3.4.2 Dit uitgangspunt berust op een onjuiste lezing van het bestreden arrest. In zijn rov. 4.13 komt het hof, zoals vermeld, tot het oordeel dat "de hiervoor onder 4.10 weergegeven stelling van Tetterode" voor juist moet worden gehouden omdat deze door [eiser] onvoldoende gemotiveerd, want onvoldoende consistent, is betwist. Op het eerste gezicht lijkt het hof, nu rov. 4.10 spreekt van "de stelling van Tetterode, dat hij wist dan wel had behoren te weten dat zijn echtgenote oneigenlijk gebruik van de tankpas maakte", inderdaad in het midden te laten of [eiser] wist van dat oneigenlijke gebruik. Bezien echter in samenhang met de, in cassatie onbestreden gebleven, oordelen in onderscheidenlijk rov. 4.11 en 4.12 dat onaannemelijk is dat de echtgenote van [eiser] zonder enig overleg bij het tanken van haar eigen auto gebruik maakte van [eiser]s (veronderstelde) privé-pas en dat [eiser] geen eenduidig standpunt heeft ingenomen ten aanzien van de vraag hoe het mogelijk is geweest dat zijn echtgenote, als zij haar eigen auto ging tanken, altijd buiten zijn, [eiser]s, medeweten gebruik van de tankpas heeft gemaakt, moet worden geoordeeld dat het hof in zijn rov. 4.13 als juist, want onvoldoende gemotiveerd betwist, heeft aangenomen dat [eiser] van dat oneigenlijke gebruik heeft geweten.

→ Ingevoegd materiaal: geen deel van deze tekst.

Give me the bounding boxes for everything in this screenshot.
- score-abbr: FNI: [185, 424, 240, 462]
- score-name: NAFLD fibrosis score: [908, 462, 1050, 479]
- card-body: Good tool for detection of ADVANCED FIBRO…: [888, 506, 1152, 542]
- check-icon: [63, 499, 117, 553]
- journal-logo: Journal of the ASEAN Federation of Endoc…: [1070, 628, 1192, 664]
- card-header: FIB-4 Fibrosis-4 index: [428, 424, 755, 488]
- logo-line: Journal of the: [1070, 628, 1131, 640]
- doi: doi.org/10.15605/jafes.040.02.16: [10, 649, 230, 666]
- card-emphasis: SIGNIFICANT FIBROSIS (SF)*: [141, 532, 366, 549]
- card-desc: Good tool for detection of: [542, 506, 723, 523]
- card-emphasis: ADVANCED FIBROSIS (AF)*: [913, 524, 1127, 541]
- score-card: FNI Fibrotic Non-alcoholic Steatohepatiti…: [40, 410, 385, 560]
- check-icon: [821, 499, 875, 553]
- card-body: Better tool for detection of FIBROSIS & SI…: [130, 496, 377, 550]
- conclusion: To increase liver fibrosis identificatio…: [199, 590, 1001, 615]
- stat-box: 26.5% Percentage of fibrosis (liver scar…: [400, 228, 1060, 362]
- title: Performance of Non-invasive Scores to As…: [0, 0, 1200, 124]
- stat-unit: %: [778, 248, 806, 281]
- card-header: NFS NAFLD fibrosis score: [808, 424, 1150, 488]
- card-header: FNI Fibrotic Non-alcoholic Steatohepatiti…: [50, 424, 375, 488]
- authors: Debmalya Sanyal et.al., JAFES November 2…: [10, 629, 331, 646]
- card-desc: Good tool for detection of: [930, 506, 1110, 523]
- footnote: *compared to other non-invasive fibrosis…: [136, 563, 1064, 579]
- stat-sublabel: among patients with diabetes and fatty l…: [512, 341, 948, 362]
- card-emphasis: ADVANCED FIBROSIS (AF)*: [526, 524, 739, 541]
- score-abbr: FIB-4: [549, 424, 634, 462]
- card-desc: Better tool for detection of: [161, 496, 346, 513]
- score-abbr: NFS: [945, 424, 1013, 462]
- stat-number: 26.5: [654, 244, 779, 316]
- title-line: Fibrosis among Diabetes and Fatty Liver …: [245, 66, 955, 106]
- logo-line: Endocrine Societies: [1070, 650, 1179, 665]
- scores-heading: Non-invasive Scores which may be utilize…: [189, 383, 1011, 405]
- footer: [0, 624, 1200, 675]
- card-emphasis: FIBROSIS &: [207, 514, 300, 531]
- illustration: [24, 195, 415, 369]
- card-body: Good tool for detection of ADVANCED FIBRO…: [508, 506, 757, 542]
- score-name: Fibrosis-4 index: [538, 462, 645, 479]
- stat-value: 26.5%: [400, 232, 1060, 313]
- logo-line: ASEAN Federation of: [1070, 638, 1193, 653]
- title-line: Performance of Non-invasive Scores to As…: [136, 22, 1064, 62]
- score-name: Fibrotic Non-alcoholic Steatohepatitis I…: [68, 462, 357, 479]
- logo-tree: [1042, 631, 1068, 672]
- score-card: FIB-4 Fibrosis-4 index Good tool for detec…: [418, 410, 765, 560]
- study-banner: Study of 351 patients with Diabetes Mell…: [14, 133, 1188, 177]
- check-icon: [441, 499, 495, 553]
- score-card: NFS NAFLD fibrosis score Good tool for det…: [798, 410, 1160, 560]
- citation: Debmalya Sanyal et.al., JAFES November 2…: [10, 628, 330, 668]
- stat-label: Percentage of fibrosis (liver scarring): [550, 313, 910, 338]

Onderdeel 2 kan daarom wegens gemis aan feitelijke grondslag niet tot cassatie leiden.
3.5 Het in 3.4.2 overwogene heeft tot gevolg dat onderdeel 1, dat gericht is tegen de vaststelling in rov. 4.8 dat de vraag of [eiser] heeft meegewerkt aan het oneigenlijke gebruik van de tankpas, zowel volgens Tetterode als [eiser] ook dan bevestigend moet worden beantwoord indien [eiser] van dat gebruik had behoren te weten, belang mist.
4. Beslissing
De Hoge Raad:
verwerpt het beroep;
veroordeelt [eiser] in de kosten van het geding in cassatie, tot op deze uitspraak aan de zijde van Tetterode begroot op € 1.196,34 aan verschotten en € 2.200,-- voor salaris.
Dit arrest is gewezen door de vice-president J.B. Fleers als voorzitter en de raadsheren A.M.J. van Buchem-Spapens, J.C. van Oven, F.B. Bakels en W.D.H. Asser, en in het openbaar uitgesproken door de raadsheer E.J. Numann op 23 maart 2007.